Conditional statements such as if(is.null(x)){ ... } or if(is.na(x)){ ... } will be helpful in dealing with all the possible values that a user can pass to your custom functions.

Complex inputs

You can pass vectors, dataframes, and any other data structure as inputs in your own custom functions. For example:

my_input <- 1:20
my_function(x=my_input,a=1.2,b=10)
 [1] 11.2 12.4 13.6 14.8 16.0 17.2 18.4 19.6 20.8 22.0 23.2 24.4 25.6 26.8 28.0
[16] 29.2 30.4 31.6 32.8 34.0

Complex function outputs

At some point you will want multiple objects to be returned by your function. For example, perhaps you want both y and b to be returned now that you can define b according to the value of x.

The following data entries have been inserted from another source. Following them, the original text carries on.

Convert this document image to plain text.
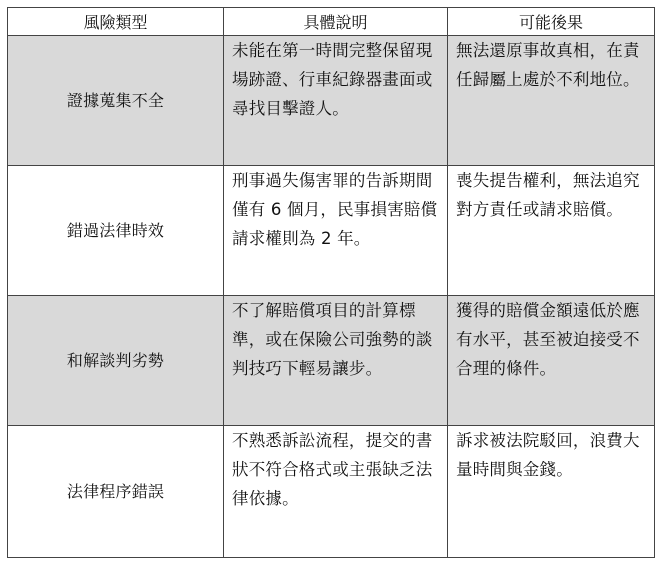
風險類型	具體說明	可能後果
證據蒐集不全	未能在第一時間完整保留現場跡證、行車紀錄器畫面或尋找目擊證人。	無法還原事故真相，在責任歸屬上處於不利地位。
錯過法律時效	刑事過失傷害罪的告訴期間僅有 6 個月，民事損害賠償請求權則為 2 年。	喪失提告權利，無法追究對方責任或請求賠償。
和解談判劣勢	不了解賠償項目的計算標準，或在保險公司強勢的談判技巧下輕易讓步。	獲得的賠償金額遠低於應有水平，甚至被迫接受不合理的條件。
法律程序錯誤	不熟悉訴訟流程，提交的書狀不符合格式或主張缺乏法律依據。	訴求被法院駁回，浪費大量時間與金錢。
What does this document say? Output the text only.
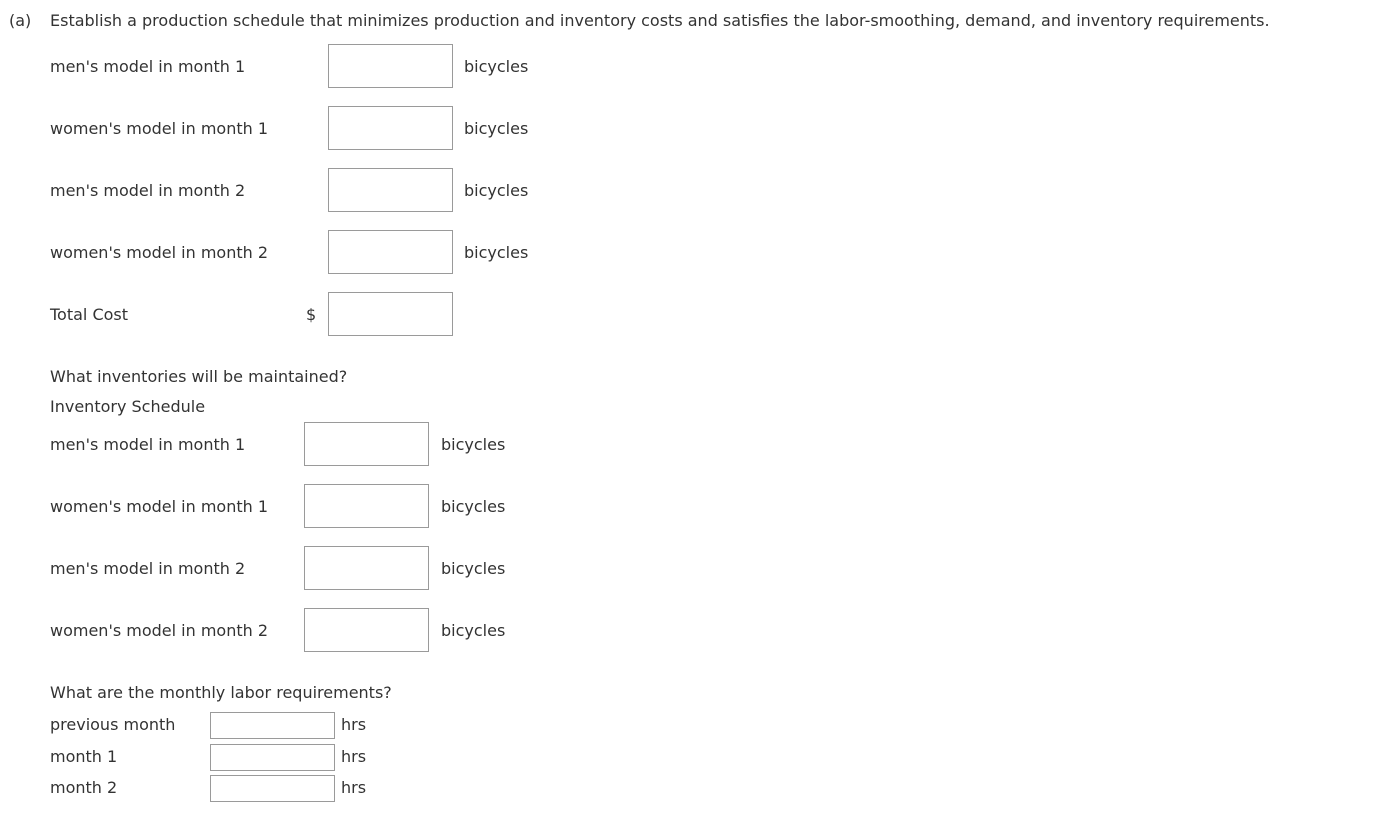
(a) Establish a production schedule that minimizes production and inventory costs and satisfies the labor-smoothing, demand, and inventory requirements.
men's model in month 1	bicycles
women's model in month 1	bicycles
men's model in month 2	bicycles
women's model in month 2	bicycles
Total Cost	$
What inventories will be maintained?
Inventory Schedule
men's model in month 1	bicycles
women's model in month 1	bicycles
men's model in month 2	bicycles
women's model in month 2	bicycles
What are the monthly labor requirements?
previous month	hrs
month 1	hrs
month 2	hrs
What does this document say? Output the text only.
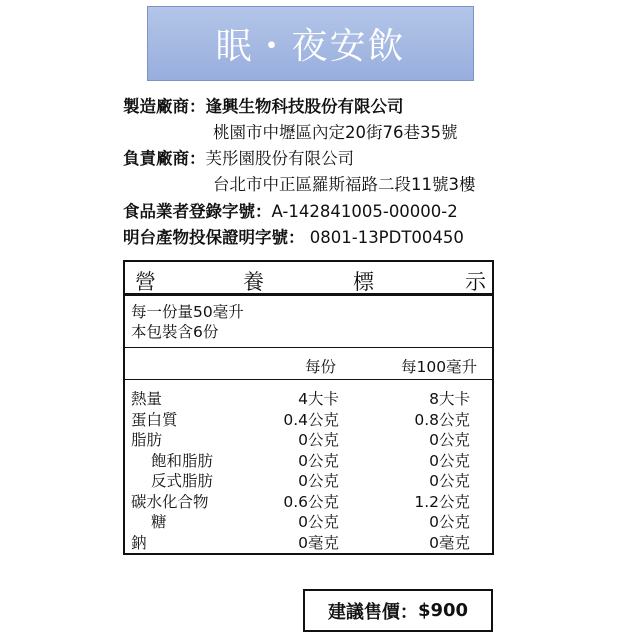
眠・夜安飲
製造廠商：逢興生物科技股份有限公司
桃園市中壢區內定20街76巷35號
負責廠商：芙彤園股份有限公司
台北市中正區羅斯福路二段11號3樓
食品業者登錄字號：A-142841005-00000-2
明台產物投保證明字號： 0801-13PDT00450
營	養	標	示
每一份量50毫升
本包裝含6份
每份	每100毫升
熱量	4大卡	8大卡
蛋白質	0.4公克	0.8公克
脂肪	0公克	0公克
飽和脂肪	0公克	0公克
反式脂肪	0公克	0公克
碳水化合物	0.6公克	1.2公克
糖	0公克	0公克
鈉	0毫克	0毫克
建議售價： $900
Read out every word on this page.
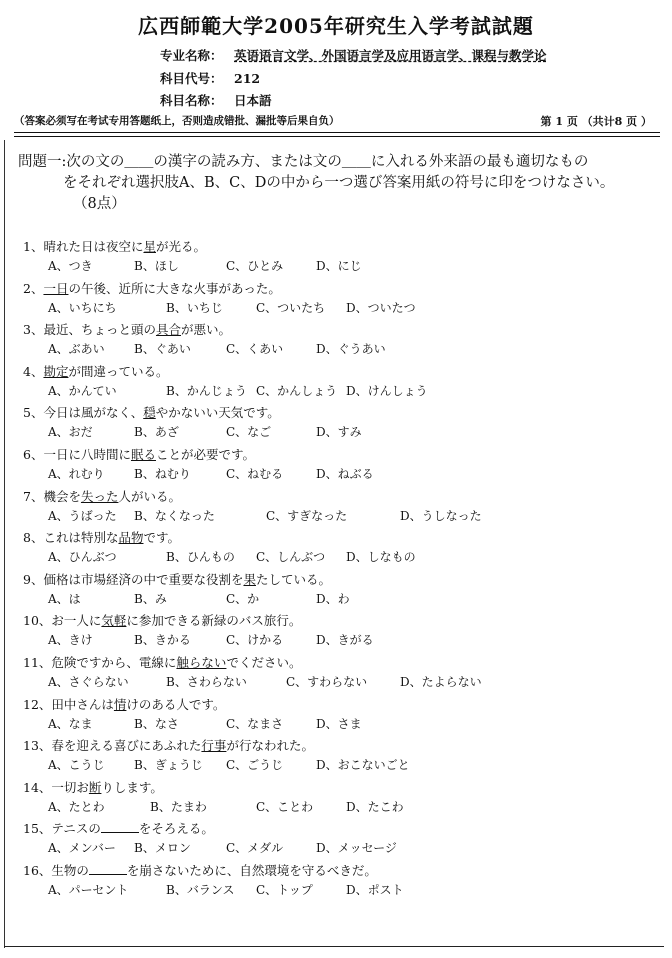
広西師範大学2005年研究生入学考試試題
专业名称： 英语语言文学、外国语言学及应用语言学、课程与教学论
科目代号： 212
科目名称： 日本語
（答案必须写在考试专用答题纸上，否则造成错批、漏批等后果自负）	第 1 页 （共计8 页 ）
問題一:次の文の＿＿の漢字の読み方、または文の＿＿に入れる外来語の最も適切なもの
をそれぞれ選択肢A、B、C、Dの中から一つ選び答案用紙の符号に印をつけなさい。
（8点）
1、晴れた日は夜空に星が光る。
A、つき	B、ほし	C、ひとみ	D、にじ
2、一日の午後、近所に大きな火事があった。
A、いちにち	B、いちじ	C、ついたち D、ついたつ
3、最近、ちょっと頭の具合が悪い。
A、ぶあい B、ぐあい	C、くあい	D、ぐうあい
4、勘定が間違っている。
A、かんてい	B、かんじょう C、かんしょう D、けんしょう
5、今日は風がなく、穏やかないい天気です。
A、おだ	B、あざ	C、なご	D、すみ
6、一日に八時間に眠ることが必要です。
A、れむり B、ねむり	C、ねむる	D、ねぶる
7、機会を失った人がいる。
A、うばった B、なくなった	C、すぎなった	D、うしなった
8、これは特別な品物です。
A、ひんぶつ	B、ひんもの C、しんぶつ D、しなもの
9、価格は市場経済の中で重要な役割を果たしている。
A、は	B、み	C、か	D、わ
10、お一人に気軽に参加できる新緑のバス旅行。
A、きけ	B、きかる	C、けかる	D、きがる
11、危険ですから、電線に触らないでください。
A、さぐらない	B、さわらない	C、すわらない	D、たよらない
12、田中さんは情けのある人です。
A、なま	B、なさ	C、なまさ	D、さま
13、春を迎える喜びにあふれた行事が行なわれた。
A、こうじ B、ぎょうじ C、ごうじ	D、おこないごと
14、一切お断りします。
A、たとわ	B、たまわ	C、ことわ	D、たこわ
15、テニスの	をそろえる。
A、メンバー B、メロン	C、メダル	D、メッセージ
16、生物の	を崩さないために、自然環境を守るべきだ。
A、パーセント	B、バランス C、トップ	D、ポスト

Unfortunately, the return() command does not let you include multiple objects. return(y,b) will not work. To make it work, you have to place your output objects within a single object, such as a vector, dataframe, or list.

Here is a modification of my_function() that allows multiple outputs:

my_function <- function(x,a=1.3,b=NULL){
  
  # Handle input `b`
  if(is.null(b)){
    b <- x*5
  }
  
  # Now perform process
  y <- a*x + b
  
  output <- c("y"=y,"b"=b) 
  return(output)
}

Now my_function() works like this:

my_function(x=5)
   y    b 
31.5 25.0 

To get the value of just y or just b, you can treat the output just like any other vector:

my_function(x=5)[1]
   y 
31.5 
my_function(x=5)[2]
 b 
25 

Exercise 2

Write a nested if statement that produces a message reporting the hemisphere for any GPS position you provide it (a pair of latitude and longitude coordinates, in decimal degrees). The four hemisphere options are as follows:

  • Northwest (positive latitudes and negative longitudes, e.g., USA)
  • Northeast (positive latitudes and longitudes, e.g., Russia)
  • Southwest (negative latitudes and longitudes, e.g., Brazil)
  • Southeast (negative latitudes and positive longitudes, e.g., New Zealand).

Include the ability to handle missing values (i.e., if an NA is provided, return a message saying that values are missing and the hemisphere cannot be determined.)

Provide five examples that demonstrate the functionality for all the possible message options.

Review assignment

Note: This exercise will combine all the skills you’ve learned for for loops, if statements, and writing functions into a real-world data science scenario. Buckle up!

You are working at the Center for Disease Control. Your supervisor has asked you to take a look at state-level data on infectious diseases within the United States in the last century. Specifically, she wants you to address the following questions and requests:

  1. In the last 90 years, which states have had the highest average prevalence of measles, pertussis (whooping cough), and smallpox in proportion to their population sizes? Which have had the lowest?

  2. Provide beautiful plots showing trends in the prevalence of these diseases over the last century. Produce a single plot for each state, with three lines representing the time series for each disease of interest. Save each plot as a pdf into a folder named state-level-summaries. Name each pdf using the state’s name.

To do this work, your supervisor asks you to use the us_contagious_diseases dataset contained within the R package dslabs, which contains disease data from 1928-2011 for all states. To make sure the numbers reflect actual patterns, she asks you to only use prevalence numbers for years in which counts were made in more than 20 weeks out of the year.